Работа в огороде почти всегда занимала целый день до самого вечера, благо что летом солнце садится поздно. Пока есть свет, надо успеть все сделать. А вот зимой можно и отдохнуть. Старик часто думал о долгой холодной зиме, когда темнеет рано, когда почти нет никакой работы. Да и непонятно даже, что лучше, зима или лето. Летом работаешь целый день в огороде, тяжело, но хоть занят. А зимой... Остается только целый день смотреть в мутный экран старого черно-белого телевизора и ждать, ждать, ждать. Только чего ждать? Смерти, наверное...
Он был один в своем большом доме.

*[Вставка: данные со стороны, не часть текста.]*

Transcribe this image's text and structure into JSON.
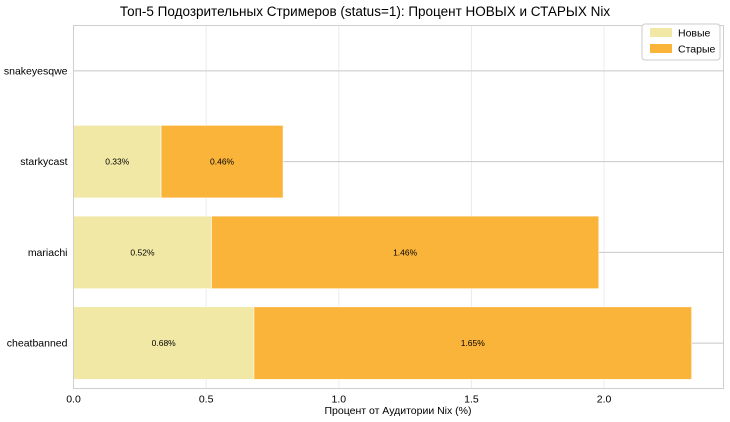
{
  "chart_data": {
    "type": "bar",
    "orientation": "horizontal",
    "stacked": true,
    "title": "Топ-5 Подозрительных Стримеров (status=1): Процент НОВЫХ и СТАРЫХ Nix",
    "xlabel": "Процент от Аудитории Nix (%)",
    "ylabel": "",
    "xlim": [
      0,
      2.45
    ],
    "xticks": [
      "0.0",
      "0.5",
      "1.0",
      "1.5",
      "2.0"
    ],
    "xtick_values": [
      0.0,
      0.5,
      1.0,
      1.5,
      2.0
    ],
    "grid": true,
    "legend_position": "top-right",
    "categories": [
      "snakeyesqwe",
      "starkycast",
      "mariachi",
      "cheatbanned"
    ],
    "series": [
      {
        "name": "Новые",
        "color": "#f0e8a4",
        "values": [
          0,
          0.33,
          0.52,
          0.68
        ],
        "labels": [
          "",
          "0.33%",
          "0.52%",
          "0.68%"
        ]
      },
      {
        "name": "Старые",
        "color": "#fbb43a",
        "values": [
          0,
          0.46,
          1.46,
          1.65
        ],
        "labels": [
          "",
          "0.46%",
          "1.46%",
          "1.65%"
        ]
      }
    ]
  }
}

Жена умерла. Умерла еще семь лет назад, оставив его доживать свой век в одиночестве. Почти не общаясь с односельчанами, он продолжал жить замкнуто, никогда не обращаясь за помощью, и все делал сам. Его характер и в лучшие времена, когда он был молодой, оставался тяжелым, а после смерти жены совсем испортился. Всякого, кто заговаривал с ним, он ощупывал таким колючим взглядом, что человеку хотелось повернуться и уйти, даже не попрощавшись. Люди почти перестали обращаться к нему и в итоге старик оказался в натянутых отношениях со всей деревней. Таким образом он получил право на собственную жизнь, в которой не было места окружающим.
Его маленький мир включал в себя только дом, огород и дорогу до магазина. По деревне он почти не ходил, выбираясь только раз в неделю за продуктами. Все, кто встречался ему на пути, всегда здоровались с ним, так что ему все же приходилось мрачно кивать им в ответ. На этом его отношения со внешним миром заканчивались. Летом он еще уходил на целый день в лес собирать там грибы и ягоды. Возвращался он оттуда поздно. Только к вечеру, когда было уже почти темно, можно было видеть его сгорбленную фигуру, бредущую по дороге с полной корзиной.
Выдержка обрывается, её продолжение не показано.